Today I’m talking about the comparison trap and why it’s so dangerous. Plus I’m sharing the super simple tip to help you drastically reduce how often you compare yourself to others. It’s time to start feeling better and happier about the life you’re living.
If you’ve ever found yourself comparing your life to someone else’s, than you’re already familiar with the comparison trap. This tendency to compare yourself to others, whether it’s on social media, in magazines, or real life is alive and well. And oh, is it dangerous.
The comparison trap convinces you that “so and so’s” life is better, happier, and more exciting than yours. It convinces you that everyone is more fabulous, fun, and put together than you. The comparison trap leaves you feeling yucky, less than, and really down about your own life.
To be honest, the comparison trap has been around a long time. It’s not new because of social media. Before Instagram, we had Facebook. Before Facebook, we had People magazine. And before People magazine, we had high school yearbooks. Comparison is a natural part of being a human. That said, social media has radically changed this pattern, giving us an easy platform to compare our lives to others, looking only at their highlight reels.
You scroll through Instagram and see perfectly curated photos of outfits and vacations. You look at Facebook and see everyone gushing about how much they love their significant others. You flip through a magazine and see oodles of beautiful people. And without even realizing it, you start to feel inadequate. Your life suddenly doesn’t feel so great. You don’t feel so great.
The comparison trap is real. And dangerous. But thankfully, there’s a simple tip that can totally change the game. It’s both practical and helpful. It’s a tip I’ve practiced in my own life, and it’s made a huge difference.
The difference is dramatic, but the idea is simple. EDIT. Yes, you read that correctly. Edit. Look at the content you take in. Pay attention to what you’re consuming. And if it’s not healthy or helpful, don’t allow it into your space. Unfollow. Unsubscribe. Remove.
Don’t expect your brain to see a pretty, shiny stimulus and not respond. Your brain isn’t wired that way. The key to surviving the comparison trap starts way before you see the photo.
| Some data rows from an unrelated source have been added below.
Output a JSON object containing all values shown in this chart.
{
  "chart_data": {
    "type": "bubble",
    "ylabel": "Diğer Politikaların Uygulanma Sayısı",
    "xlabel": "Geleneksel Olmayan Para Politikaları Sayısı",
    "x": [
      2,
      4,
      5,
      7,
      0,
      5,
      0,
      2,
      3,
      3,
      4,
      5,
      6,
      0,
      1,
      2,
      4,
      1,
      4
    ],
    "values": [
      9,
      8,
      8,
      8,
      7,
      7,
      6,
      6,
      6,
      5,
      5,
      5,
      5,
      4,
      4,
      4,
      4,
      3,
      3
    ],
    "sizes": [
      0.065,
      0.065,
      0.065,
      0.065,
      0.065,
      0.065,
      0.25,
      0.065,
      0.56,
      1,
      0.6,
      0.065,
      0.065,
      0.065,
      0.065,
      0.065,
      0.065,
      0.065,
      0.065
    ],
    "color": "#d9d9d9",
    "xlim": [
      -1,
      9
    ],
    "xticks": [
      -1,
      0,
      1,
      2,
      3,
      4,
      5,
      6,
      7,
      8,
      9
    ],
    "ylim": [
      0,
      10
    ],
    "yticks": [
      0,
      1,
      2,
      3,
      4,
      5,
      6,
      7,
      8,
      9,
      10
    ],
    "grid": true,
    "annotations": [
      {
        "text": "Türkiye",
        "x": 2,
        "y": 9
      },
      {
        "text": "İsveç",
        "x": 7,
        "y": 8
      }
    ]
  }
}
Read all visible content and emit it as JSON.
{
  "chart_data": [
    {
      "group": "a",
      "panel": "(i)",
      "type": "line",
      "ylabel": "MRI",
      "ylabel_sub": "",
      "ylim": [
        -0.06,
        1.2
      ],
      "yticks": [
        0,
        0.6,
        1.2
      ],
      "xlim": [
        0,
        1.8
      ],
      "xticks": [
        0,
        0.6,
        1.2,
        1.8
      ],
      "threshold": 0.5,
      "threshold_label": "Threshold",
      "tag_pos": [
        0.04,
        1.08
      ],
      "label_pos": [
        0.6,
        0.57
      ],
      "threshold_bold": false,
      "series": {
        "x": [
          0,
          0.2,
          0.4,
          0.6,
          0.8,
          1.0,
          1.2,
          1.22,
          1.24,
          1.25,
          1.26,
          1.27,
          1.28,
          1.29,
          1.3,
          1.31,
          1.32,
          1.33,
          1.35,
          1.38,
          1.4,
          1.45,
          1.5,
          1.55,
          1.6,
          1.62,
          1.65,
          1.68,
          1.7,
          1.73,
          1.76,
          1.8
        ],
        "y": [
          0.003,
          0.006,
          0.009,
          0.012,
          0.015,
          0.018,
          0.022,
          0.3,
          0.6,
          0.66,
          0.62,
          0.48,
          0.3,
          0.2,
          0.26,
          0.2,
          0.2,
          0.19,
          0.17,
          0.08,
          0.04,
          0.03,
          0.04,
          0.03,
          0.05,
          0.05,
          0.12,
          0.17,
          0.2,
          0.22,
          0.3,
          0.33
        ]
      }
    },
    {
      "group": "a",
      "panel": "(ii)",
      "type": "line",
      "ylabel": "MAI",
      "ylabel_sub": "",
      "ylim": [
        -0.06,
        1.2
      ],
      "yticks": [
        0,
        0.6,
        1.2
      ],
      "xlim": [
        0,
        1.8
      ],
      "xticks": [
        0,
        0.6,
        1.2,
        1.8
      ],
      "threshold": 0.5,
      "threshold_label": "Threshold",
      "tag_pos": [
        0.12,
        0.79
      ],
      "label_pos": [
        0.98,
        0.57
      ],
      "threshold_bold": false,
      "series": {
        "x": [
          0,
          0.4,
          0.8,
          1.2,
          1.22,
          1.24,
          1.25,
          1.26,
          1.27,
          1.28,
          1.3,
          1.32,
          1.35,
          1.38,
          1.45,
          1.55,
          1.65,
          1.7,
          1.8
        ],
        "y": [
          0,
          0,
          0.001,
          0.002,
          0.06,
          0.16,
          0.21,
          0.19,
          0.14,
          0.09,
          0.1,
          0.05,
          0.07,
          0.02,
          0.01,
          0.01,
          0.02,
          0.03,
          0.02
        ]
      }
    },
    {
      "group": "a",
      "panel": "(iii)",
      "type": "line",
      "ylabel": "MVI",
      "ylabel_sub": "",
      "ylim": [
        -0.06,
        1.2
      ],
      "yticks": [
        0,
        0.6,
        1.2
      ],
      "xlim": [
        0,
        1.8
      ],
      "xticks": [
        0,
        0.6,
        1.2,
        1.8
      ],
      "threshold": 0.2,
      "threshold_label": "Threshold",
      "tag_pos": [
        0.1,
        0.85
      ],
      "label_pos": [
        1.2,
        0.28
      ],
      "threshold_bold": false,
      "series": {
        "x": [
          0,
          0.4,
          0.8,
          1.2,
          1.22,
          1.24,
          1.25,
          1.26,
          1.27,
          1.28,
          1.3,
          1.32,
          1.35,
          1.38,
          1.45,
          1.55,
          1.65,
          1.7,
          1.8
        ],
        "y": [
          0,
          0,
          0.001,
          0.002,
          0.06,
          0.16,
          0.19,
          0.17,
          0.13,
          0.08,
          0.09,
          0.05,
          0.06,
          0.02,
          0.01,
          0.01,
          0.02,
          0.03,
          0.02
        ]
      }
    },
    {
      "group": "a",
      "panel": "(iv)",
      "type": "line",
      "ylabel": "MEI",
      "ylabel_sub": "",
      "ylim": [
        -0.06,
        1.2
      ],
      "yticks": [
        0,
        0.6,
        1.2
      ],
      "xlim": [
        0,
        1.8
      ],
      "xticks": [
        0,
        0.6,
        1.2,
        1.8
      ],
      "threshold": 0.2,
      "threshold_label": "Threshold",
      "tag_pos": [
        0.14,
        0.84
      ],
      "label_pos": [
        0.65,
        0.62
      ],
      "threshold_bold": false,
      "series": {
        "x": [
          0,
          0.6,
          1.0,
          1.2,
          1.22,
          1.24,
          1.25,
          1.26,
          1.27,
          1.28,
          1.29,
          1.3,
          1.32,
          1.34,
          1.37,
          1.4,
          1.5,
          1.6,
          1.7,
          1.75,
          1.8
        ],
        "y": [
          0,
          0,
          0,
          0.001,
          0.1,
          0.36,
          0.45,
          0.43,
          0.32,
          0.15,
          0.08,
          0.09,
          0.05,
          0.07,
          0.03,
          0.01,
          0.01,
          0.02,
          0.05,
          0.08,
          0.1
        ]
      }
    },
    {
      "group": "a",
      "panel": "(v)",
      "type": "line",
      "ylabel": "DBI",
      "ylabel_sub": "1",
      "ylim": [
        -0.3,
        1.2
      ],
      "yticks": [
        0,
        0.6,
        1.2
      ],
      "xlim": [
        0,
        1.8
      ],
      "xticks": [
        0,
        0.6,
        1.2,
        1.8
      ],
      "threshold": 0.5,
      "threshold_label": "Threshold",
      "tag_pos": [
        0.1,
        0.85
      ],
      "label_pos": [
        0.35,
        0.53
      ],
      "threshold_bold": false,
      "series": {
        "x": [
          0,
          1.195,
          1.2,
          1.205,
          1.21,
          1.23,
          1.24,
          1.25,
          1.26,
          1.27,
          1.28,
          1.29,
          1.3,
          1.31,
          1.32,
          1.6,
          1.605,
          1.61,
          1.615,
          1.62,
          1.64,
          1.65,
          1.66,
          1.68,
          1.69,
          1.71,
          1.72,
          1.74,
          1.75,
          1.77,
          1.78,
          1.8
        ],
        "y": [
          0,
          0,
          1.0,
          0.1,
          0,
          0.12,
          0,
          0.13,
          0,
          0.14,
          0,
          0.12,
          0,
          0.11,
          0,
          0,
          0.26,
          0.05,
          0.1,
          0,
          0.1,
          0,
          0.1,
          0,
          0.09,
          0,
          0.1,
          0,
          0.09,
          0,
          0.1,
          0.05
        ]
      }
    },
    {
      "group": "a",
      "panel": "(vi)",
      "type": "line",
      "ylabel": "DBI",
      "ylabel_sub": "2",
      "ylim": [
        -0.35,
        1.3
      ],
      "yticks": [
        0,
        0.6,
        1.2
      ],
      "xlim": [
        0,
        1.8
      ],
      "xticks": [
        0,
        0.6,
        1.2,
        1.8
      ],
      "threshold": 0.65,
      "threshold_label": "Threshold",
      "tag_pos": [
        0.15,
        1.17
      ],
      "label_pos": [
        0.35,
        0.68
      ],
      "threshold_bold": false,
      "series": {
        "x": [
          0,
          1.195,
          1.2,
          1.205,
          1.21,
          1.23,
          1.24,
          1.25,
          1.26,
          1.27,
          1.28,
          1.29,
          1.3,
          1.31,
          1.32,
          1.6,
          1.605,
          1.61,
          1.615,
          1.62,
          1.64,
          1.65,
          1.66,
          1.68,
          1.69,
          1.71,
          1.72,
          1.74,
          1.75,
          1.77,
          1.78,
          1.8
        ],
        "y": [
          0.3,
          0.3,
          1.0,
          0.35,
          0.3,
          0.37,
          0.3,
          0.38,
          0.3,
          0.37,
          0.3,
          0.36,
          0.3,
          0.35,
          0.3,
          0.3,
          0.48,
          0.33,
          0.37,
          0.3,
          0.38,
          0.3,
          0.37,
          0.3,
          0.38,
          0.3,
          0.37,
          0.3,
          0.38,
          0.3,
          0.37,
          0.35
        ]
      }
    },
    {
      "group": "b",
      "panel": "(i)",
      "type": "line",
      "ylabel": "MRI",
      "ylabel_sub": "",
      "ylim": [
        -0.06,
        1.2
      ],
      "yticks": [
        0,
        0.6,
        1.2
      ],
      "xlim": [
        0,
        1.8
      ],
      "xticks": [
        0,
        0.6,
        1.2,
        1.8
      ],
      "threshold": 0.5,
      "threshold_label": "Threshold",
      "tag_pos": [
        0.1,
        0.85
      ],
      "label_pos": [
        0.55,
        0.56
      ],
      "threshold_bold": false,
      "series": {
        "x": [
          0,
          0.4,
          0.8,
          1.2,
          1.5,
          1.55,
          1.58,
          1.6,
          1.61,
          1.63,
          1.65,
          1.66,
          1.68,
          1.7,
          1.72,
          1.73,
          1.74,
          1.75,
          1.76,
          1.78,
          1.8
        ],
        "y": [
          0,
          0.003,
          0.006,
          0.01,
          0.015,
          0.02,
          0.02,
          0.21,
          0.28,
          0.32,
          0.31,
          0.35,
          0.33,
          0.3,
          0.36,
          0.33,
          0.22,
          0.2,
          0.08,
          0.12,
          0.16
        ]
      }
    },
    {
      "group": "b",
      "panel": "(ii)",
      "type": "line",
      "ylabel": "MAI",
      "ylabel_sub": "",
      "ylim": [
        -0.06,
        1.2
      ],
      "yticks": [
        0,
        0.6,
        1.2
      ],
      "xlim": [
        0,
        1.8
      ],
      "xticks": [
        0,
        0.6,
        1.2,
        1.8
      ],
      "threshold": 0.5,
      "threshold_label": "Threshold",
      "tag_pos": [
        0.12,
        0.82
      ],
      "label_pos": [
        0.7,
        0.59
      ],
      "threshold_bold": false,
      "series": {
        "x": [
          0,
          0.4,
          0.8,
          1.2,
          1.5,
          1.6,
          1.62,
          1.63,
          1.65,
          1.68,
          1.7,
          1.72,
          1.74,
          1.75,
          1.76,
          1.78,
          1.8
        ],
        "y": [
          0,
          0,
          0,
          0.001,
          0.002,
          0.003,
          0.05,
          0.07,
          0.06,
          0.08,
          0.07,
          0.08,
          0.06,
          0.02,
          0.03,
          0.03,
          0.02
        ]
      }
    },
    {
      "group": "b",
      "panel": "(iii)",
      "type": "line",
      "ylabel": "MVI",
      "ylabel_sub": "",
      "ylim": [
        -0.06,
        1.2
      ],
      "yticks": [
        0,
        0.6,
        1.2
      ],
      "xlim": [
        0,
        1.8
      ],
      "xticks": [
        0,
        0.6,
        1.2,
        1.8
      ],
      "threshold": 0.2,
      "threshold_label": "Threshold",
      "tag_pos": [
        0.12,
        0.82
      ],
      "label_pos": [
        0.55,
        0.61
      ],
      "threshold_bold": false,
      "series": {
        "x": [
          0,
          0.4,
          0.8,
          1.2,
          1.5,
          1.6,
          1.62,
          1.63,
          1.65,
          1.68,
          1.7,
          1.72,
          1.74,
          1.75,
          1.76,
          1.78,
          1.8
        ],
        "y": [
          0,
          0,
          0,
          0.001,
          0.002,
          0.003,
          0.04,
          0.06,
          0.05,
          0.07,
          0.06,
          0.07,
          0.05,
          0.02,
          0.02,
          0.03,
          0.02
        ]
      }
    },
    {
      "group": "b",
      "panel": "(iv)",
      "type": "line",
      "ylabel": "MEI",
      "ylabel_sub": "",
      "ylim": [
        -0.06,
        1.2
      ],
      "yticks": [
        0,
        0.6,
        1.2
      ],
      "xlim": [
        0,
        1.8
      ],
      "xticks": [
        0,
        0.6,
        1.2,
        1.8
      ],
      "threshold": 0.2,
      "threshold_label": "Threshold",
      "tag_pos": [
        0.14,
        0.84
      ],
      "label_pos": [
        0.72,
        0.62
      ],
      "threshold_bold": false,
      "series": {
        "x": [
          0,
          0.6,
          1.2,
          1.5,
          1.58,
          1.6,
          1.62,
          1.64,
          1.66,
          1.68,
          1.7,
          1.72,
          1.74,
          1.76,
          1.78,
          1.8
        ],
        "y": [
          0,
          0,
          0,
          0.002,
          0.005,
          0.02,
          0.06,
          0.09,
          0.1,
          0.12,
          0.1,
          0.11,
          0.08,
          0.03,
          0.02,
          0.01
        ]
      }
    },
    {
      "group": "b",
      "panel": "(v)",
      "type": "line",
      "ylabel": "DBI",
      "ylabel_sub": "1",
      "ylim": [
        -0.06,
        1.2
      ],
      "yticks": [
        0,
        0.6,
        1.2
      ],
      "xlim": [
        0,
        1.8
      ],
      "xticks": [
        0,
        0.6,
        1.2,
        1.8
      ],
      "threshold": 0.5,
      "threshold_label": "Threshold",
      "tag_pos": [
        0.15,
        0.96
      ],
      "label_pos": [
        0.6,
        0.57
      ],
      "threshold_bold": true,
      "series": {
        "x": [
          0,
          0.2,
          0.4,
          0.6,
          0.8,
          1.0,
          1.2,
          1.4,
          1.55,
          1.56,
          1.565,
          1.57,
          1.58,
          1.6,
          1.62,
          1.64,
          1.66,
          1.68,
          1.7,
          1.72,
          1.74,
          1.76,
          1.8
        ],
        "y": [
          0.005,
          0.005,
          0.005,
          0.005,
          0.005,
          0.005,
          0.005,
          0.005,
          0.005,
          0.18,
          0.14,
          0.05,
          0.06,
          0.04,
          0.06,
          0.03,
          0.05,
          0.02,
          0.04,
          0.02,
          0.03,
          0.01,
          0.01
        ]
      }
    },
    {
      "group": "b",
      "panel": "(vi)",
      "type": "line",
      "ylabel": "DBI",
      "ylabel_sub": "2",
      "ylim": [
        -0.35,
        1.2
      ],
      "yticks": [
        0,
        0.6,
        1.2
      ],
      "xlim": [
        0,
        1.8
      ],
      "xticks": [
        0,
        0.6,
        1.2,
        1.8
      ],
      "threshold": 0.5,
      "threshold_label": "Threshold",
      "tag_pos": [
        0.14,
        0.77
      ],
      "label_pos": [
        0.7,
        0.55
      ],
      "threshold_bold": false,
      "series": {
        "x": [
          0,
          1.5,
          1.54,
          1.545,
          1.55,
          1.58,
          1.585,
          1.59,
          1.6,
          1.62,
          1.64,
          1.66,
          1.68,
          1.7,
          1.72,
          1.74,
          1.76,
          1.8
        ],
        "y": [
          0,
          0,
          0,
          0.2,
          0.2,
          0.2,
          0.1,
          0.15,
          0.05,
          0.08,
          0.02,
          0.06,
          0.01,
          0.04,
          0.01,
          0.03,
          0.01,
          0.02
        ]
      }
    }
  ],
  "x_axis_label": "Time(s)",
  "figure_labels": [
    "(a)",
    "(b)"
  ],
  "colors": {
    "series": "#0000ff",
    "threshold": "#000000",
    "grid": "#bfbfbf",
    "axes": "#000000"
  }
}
It starts by not allowing that photo to be in front of your eyes in the first place. (There’s a reason I don’t keep Oreos in our house. Because I can’t have that stimulus in front of me without reacting. My brain isn’t wired like that.) Take away the stimulus by editing what you consume.
If you follow people on Instagram who only show perfectly curated images and outfits and never open up or get real, unfollow them. If you have friends on Facebook that are overly obnoxious or distorted in what they share, hide their posts or unfriend them.
This isn’t about being snarky, jealous, or salty. It’s about protecting your soul and only taking in things that are congruent with how you want to feel.
If you want your life to be simpler, then consume media or materials that support that. If you want to feel better about yourself as a parent, then follow people who are open and authentic about their parenting struggles.
Some of my favorite women to follow on Instagram are women are real and authentic, open and honest. Yes, they might post pretty outfits and beautiful home décor, but they also acknowledge challenges. They talk openly about imperfections. They speak out about important but potentially sensitive stuff. They don’t pretend to have it all together. They don’t hide their mess all the time.
I’m picky about who I allow into my online and real life spaces. I can’t always trust my brain to see things as they truly are, so I’m thoughtful and protective about who gets in front of it.
If you struggle with the comparison trap, hear me today, loud and clear. Edit. Unfollow. Remove. If the photos of a popular influencer or old high school friend don’t nourish your soul, stop following them. If someone isn’t in line with how you want to feel, then don’t invite them into your digital space.
Be protective about what your eyes look at. Be intentional about what you’re scrolling past.
The comparison trap is dangerous. It minimizes what you have and leaves you feeling inadequate. Protect your mental and emotional health by editing who you allow into your space. It makes a world of difference.